To run this and pin each OpenMP task to a separate core, we modify the mpirun command as:
mpirun -np 4 -genv OMP_NUM_THREADS 6 -bind-to socket -map-by socket ./pinthreads.sh ./inversion
Here we launch the pinthreads.sh via the mpirun followed by the ./inversion executable (and its potential arguments) as an argument to the script. The script then creates and outputs the core map for each MPI task, sets the GOMP_CPU_AFFINTY (for GNU and Intel – Intel supports this variable too) and MP_BLIST (for PGI) environment variables and calls the actual executable to run the program. Before launching the executable, the pinthreads.sh will report something like this:
MPI rank 0 maps to cores 0,1,2,3,4,5,12,13,14,15,16,17
MPI rank 1 maps to cores 6,7,8,9,10,11,18,19,20,21,22,23
MPI rank 3 maps to cores 6,7,8,9,10,11,18,19,20,21,22,23
MPI rank 2 maps to cores 0,1,2,3,4,5,12,13,14,15,16,17
Looking at what cores each task uses can be done with the following bash command:
for i in $(pgrep inversion); do ps -mo pid,tid,fname,user,psr -p $i;done
PID TID COMMAND USER PSR
10301 - inversion u0101881 -
- 10301 - u0101881 6
- 10305 - u0101881 20
- 10306 - u0101881 7
- 10307 - u0101881 8
- 10309 - u0101881 9
- 10312 - u0101881 10
- 10313 - u0101881 11
PID TID COMMAND USER PSR
10302 - inversion u0101881 -
- 10302 - u0101881 0
- 10303 - u0101881 14
- 10304 - u0101881 1
- 10308 - u0101881 2
- 10310 - u0101881 3
- 10311 - u0101881 4
- 10314 - u0101881 5
Here we have 7 threads per task, 6 are the OpenMP threads with the correct core locality, the last one is the Intel OpenMP master thread. To check the correct pinning, we expand this bash one liner a bit further:
for i in $(pgrep inversion); do for tid in $(ps --no-headers -mo tid -p $i |grep -v -); do taskset -cp "${tid}"; done ;done
pid 11242's current affinity list: 0
pid 11244's current affinity list: 0-5,12-17
pid 11245's current affinity list: 1
pid 11246's current affinity list: 2
pid 11250's current affinity list: 3
pid 11252's current affinity list: 4
pid 11254's current affinity list: 5
pid 11243's current affinity list: 6
pid 11247's current affinity list: 6-11,18-23
pid 11248's current affinity list: 7
pid 11249's current affinity list: 8
pid 11251's current affinity list: 9
pid 11253's current affinity list: 10
pid 11255's current affinity list: 11
The output confirms that we are pinning correctly the worker OpenMP threads, and the Intel OpenMP master thread can float over all the cores of the CPU socket.
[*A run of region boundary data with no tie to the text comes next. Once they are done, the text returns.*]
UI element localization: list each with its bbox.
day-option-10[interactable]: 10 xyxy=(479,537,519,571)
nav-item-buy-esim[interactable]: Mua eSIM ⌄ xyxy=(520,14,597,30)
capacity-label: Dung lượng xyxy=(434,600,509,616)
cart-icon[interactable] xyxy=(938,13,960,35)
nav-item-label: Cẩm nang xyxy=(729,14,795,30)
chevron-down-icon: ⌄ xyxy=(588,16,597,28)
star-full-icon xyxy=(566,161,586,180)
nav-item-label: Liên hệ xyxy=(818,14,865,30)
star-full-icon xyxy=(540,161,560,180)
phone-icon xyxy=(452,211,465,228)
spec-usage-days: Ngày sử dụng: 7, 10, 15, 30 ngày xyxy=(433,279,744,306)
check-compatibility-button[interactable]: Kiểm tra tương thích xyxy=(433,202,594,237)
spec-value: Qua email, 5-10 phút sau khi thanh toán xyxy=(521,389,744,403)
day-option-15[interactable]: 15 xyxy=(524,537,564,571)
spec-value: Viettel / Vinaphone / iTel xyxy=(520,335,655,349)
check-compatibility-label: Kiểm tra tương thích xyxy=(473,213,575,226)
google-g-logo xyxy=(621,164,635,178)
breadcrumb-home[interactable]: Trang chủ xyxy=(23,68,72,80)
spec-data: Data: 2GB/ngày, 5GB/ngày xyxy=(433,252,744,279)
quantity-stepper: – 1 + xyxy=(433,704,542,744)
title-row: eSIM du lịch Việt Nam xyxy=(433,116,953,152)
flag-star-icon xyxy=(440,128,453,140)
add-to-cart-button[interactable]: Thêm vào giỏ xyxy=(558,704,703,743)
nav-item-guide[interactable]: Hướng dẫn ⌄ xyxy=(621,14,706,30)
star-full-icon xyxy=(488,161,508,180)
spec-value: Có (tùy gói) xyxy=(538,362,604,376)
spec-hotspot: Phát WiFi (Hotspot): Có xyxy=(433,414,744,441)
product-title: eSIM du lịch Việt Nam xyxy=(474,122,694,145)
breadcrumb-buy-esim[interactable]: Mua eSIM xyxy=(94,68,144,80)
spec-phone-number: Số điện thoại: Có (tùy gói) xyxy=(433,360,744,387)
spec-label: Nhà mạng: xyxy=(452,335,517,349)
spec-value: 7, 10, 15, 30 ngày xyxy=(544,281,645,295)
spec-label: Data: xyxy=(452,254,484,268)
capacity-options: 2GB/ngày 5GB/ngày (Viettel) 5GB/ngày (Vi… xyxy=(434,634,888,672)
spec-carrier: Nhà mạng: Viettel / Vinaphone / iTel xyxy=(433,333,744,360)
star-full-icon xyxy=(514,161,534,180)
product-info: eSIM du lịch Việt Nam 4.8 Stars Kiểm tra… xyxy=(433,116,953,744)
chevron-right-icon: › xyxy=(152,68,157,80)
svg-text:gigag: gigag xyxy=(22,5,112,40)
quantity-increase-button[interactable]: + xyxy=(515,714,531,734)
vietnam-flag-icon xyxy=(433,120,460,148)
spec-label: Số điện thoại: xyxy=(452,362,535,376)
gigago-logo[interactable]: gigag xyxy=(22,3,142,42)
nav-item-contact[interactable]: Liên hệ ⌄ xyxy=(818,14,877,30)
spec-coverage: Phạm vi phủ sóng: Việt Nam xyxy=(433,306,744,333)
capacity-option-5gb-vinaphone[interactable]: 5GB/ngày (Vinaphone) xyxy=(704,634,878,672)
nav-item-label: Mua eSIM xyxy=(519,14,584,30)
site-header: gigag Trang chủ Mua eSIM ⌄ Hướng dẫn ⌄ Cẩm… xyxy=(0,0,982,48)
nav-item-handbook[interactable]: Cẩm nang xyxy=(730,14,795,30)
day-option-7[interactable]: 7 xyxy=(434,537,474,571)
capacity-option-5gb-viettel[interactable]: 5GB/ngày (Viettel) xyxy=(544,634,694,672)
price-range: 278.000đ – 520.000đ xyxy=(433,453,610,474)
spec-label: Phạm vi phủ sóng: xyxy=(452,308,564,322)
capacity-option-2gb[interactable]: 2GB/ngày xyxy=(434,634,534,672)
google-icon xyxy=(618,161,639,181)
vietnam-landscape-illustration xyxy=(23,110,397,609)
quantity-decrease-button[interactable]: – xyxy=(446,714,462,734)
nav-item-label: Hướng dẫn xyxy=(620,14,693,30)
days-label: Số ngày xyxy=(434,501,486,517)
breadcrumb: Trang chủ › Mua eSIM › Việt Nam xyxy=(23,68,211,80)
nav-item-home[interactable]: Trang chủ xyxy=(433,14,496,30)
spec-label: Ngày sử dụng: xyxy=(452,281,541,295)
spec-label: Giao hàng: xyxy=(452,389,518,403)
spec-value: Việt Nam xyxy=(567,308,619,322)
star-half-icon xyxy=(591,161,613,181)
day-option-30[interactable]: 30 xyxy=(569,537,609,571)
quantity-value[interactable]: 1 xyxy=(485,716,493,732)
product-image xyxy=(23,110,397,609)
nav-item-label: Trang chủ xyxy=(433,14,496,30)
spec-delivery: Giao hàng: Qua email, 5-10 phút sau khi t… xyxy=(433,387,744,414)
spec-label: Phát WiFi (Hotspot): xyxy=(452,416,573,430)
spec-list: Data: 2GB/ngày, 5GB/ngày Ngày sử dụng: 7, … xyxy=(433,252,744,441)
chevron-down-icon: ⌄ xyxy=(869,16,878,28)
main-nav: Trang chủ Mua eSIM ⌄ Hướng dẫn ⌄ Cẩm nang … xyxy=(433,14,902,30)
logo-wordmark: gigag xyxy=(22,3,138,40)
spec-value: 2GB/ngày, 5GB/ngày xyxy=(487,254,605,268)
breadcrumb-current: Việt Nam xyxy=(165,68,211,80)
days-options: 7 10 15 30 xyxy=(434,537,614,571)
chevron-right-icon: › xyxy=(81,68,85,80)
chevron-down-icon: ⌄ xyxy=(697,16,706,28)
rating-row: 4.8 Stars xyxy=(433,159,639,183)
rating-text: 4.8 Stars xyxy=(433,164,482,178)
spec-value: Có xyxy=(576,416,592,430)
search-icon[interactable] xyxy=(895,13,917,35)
This output can be contrasted with the output with no pinning at all, e.g.:
pid 11392's current affinity list: 0-23
or with pinning just on sockets, e.g.:
pid 11334's current affinity list: 0-5,12-17
If we use more than two MPI tasks per node, the core list is built by pinthreads.sh accordingly:
mpirun -np 8 -genv OMP_NUM_THREADS 3 -bind-to socket -map-by socket ./pinthreads.sh
MPI rank 6 maps to cores 3,4,5,15,16,17
NUMA core mapping is sequential and hyperthreading is on
MPI rank 5 maps to cores 6,7,8,18,19,20
MPI rank 7 maps to cores 9,10,11,21,22,23
MPI rank 2 maps to cores 3,4,5,15,16,17
MPI rank 4 maps to cores 0,1,2,12,13,14
MPI rank 0 maps to cores 0,1,2,12,13,14
MPI rank 3 maps to cores 9,10,11,21,22,23
MPI rank 1 maps to cores 6,7,8,18,19,20
Conclusions
There still is not an easy way for pinning MPI processes and OpenMP threads to CPU sockets and cores. In this article I tried to show why we should be paying attention to it, and how to do it for different MPI and OpenMP implementations. I also present a script that should be helpful in doing correct task and thread pinning with varied MPI task and OpenMP thread count.